Nucléaire, non merci!

Posté le 28 février, 2010 dans Nucléaire

Dans le silence presque total des médias – compréhensible par le fait qu’ils sont en grande partie directement ou indirectement sous le contrôle de l’homme qui a réussi à éviter la condamnation dans seize procès, dont quatre encore en cours –, ignorant la volonté populaire exprimée par un référendum qui, il y a 23 ans, dit non aux centrales nucléaires et les protestations de tous ceux qui ont à cœur ce qui reste en Italie d’environnement agonisant, où des éboulements, des glissements de terrain, des inondations, absolument prévisibles, effacent désormais des villages entiers, le gouvernement italien présidé par cet homme décide de revenir à la coûteuse, anachronique et dangereuse option nucléaire.

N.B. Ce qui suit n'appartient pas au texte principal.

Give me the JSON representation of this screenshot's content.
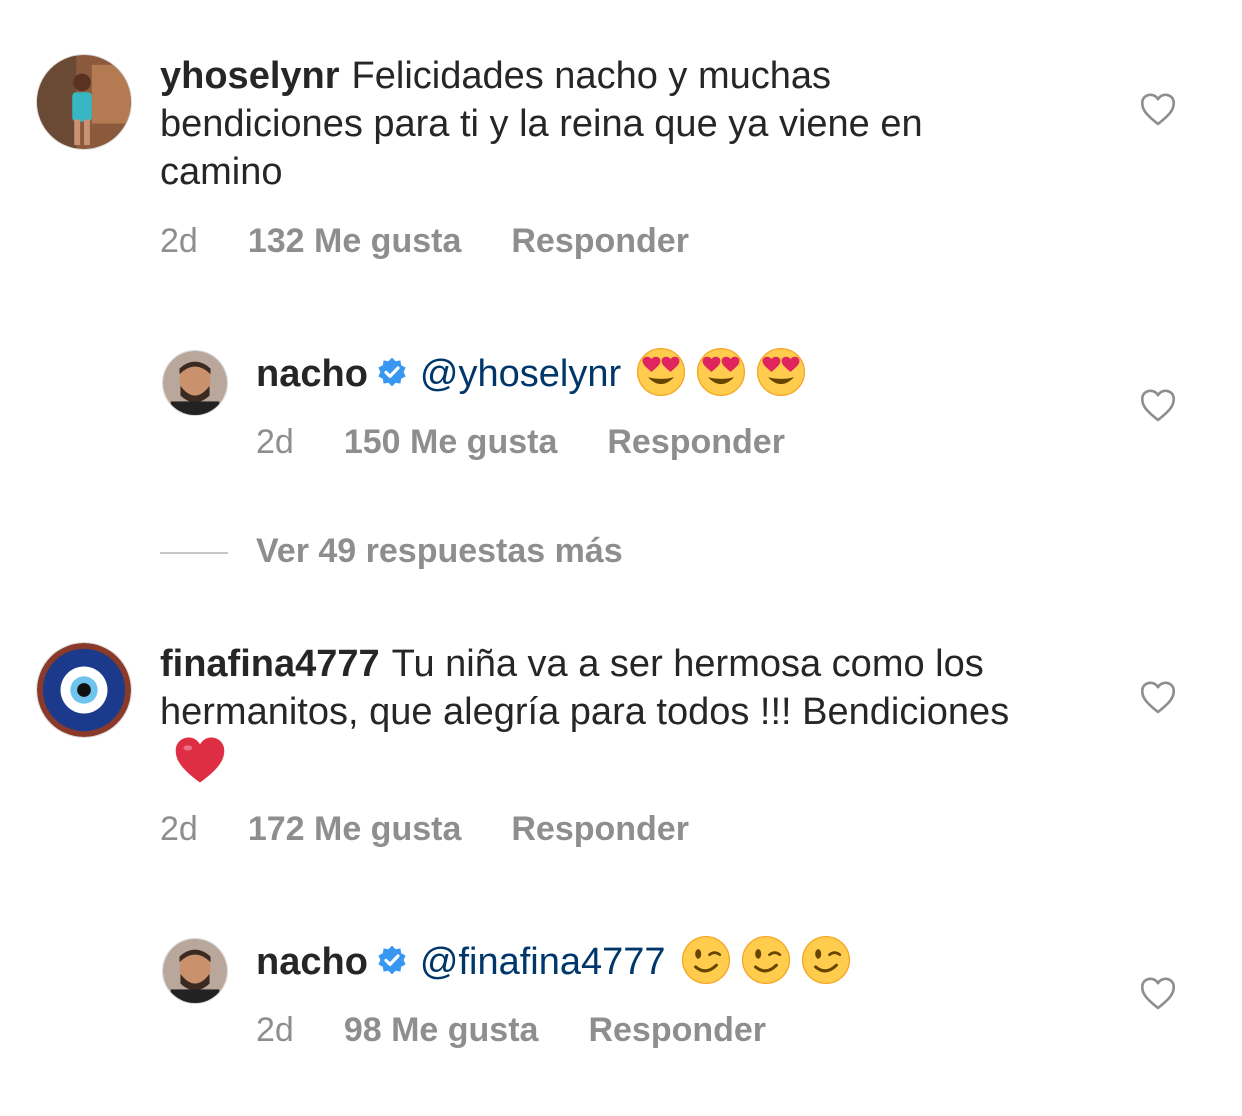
{
  "comments": [
    {
      "username": "yhoselynr",
      "text": "Felicidades nacho y muchas bendiciones para ti y la reina que ya viene en camino",
      "time": "2d",
      "likes": "132 Me gusta",
      "reply_label": "Responder"
    },
    {
      "username": "nacho",
      "verified": true,
      "mention": "@yhoselynr",
      "emojis": [
        "heart-eyes-emoji",
        "heart-eyes-emoji",
        "heart-eyes-emoji"
      ],
      "time": "2d",
      "likes": "150 Me gusta",
      "reply_label": "Responder"
    },
    {
      "username": "finafina4777",
      "text": "Tu niña va a ser hermosa como los hermanitos, que alegría para todos !!! Bendiciones",
      "emojis": [
        "red-heart-emoji"
      ],
      "time": "2d",
      "likes": "172 Me gusta",
      "reply_label": "Responder"
    },
    {
      "username": "nacho",
      "verified": true,
      "mention": "@finafina4777",
      "emojis": [
        "wink-emoji",
        "wink-emoji",
        "wink-emoji"
      ],
      "time": "2d",
      "likes": "98 Me gusta",
      "reply_label": "Responder"
    }
  ],
  "view_more_replies": "Ver 49 respuestas más",
  "colors": {
    "text": "#262626",
    "secondary": "#8e8e8e",
    "mention": "#00376b",
    "verified": "#3897f0"
  }
}
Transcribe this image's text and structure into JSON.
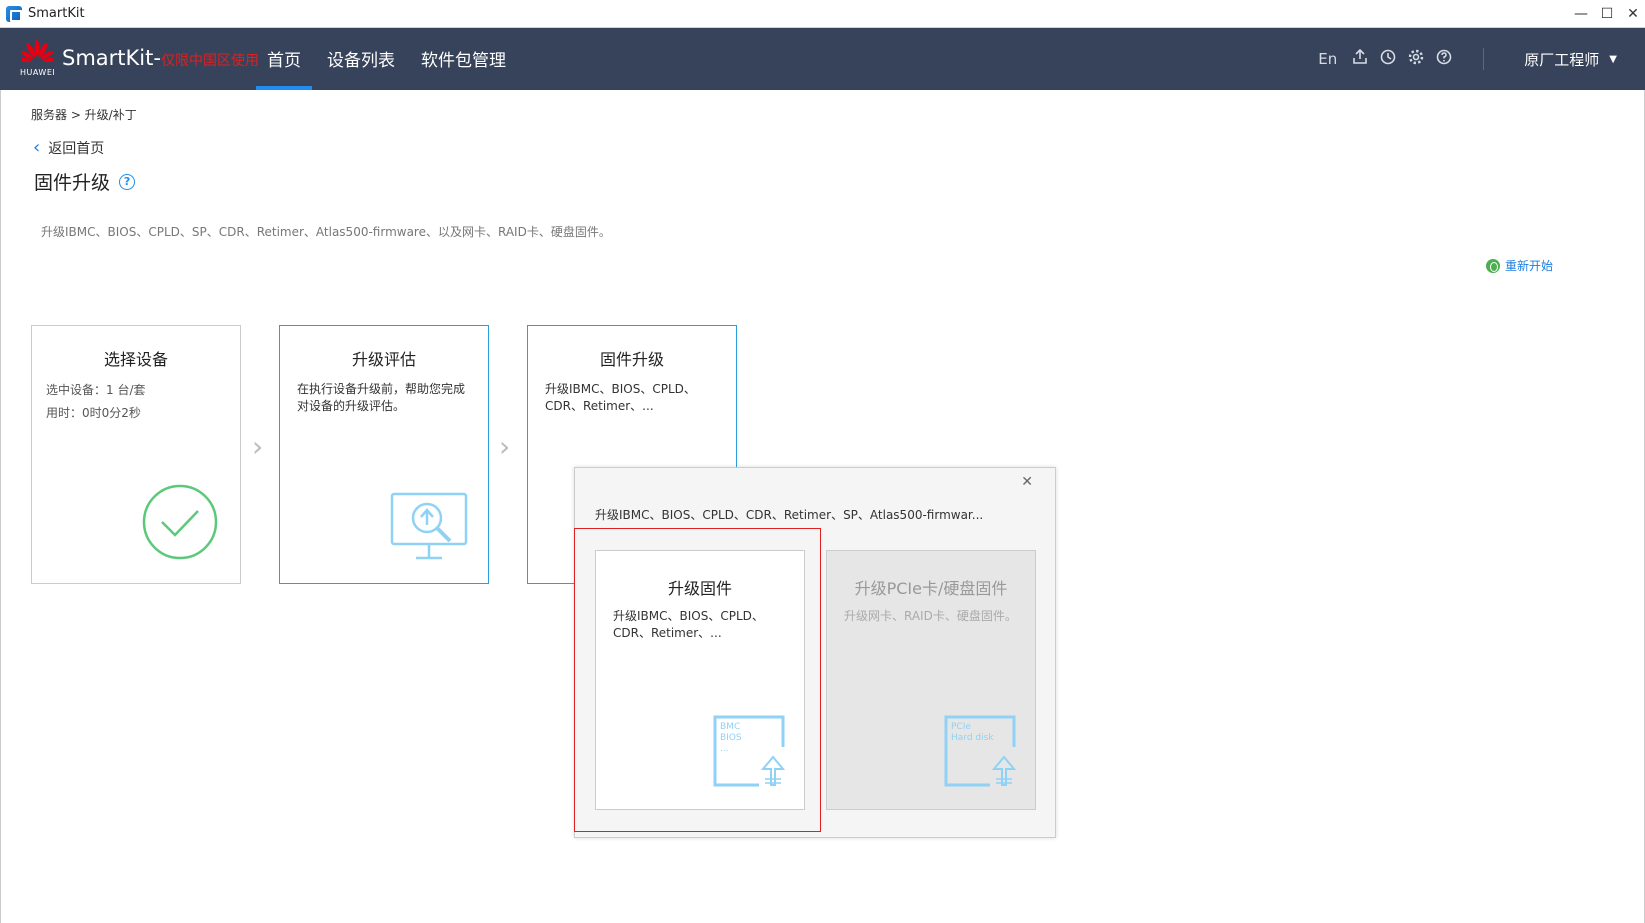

Un tel choix qui, s’il était mis en œuvre, engloutirait une incalculable quantité d’argent – comme l’enseigne l’expérience française aux prises avec les coûts exorbitants des centrales dotées de réacteurs de nouvelle génération – est présenté au contribuable italien comme un moyen de réduire les factures qui augmenteront de 15% au lieu de diminuer, alors que l’on ne dit mot de l’intention de réduire de 20% les facilitations accordées pour promouvoir l’énergie solaire, ni de la perte de milliers d’emplois dans le secteur des énergies renouvelables.

Naturellement, devant l’imminence des élections régionales et aux prises avec les fameux sondages d’opinion qui ne parviennent plus à cacher la fatigue d’un électorat pro-Berlusconi qui commence à comprendre que le « gouvernement du faire » n’est autre que le « gouvernement du faire ce qui lui plait », on ne dit pas dans quelles régions ni dans quelles villes ces centrales seraient construites.

Le gouvernement Berlusconi inflige un coup mortel aux énergies renouvelables, à l’innovation et à la recherche sur les énergies du futur et dilapide en même temps 32 milliards d’euros pour construire des centrales nucléaires vielles avant d’être opérationnelles, une terrible menace pour l’environnement et pour la santé publique.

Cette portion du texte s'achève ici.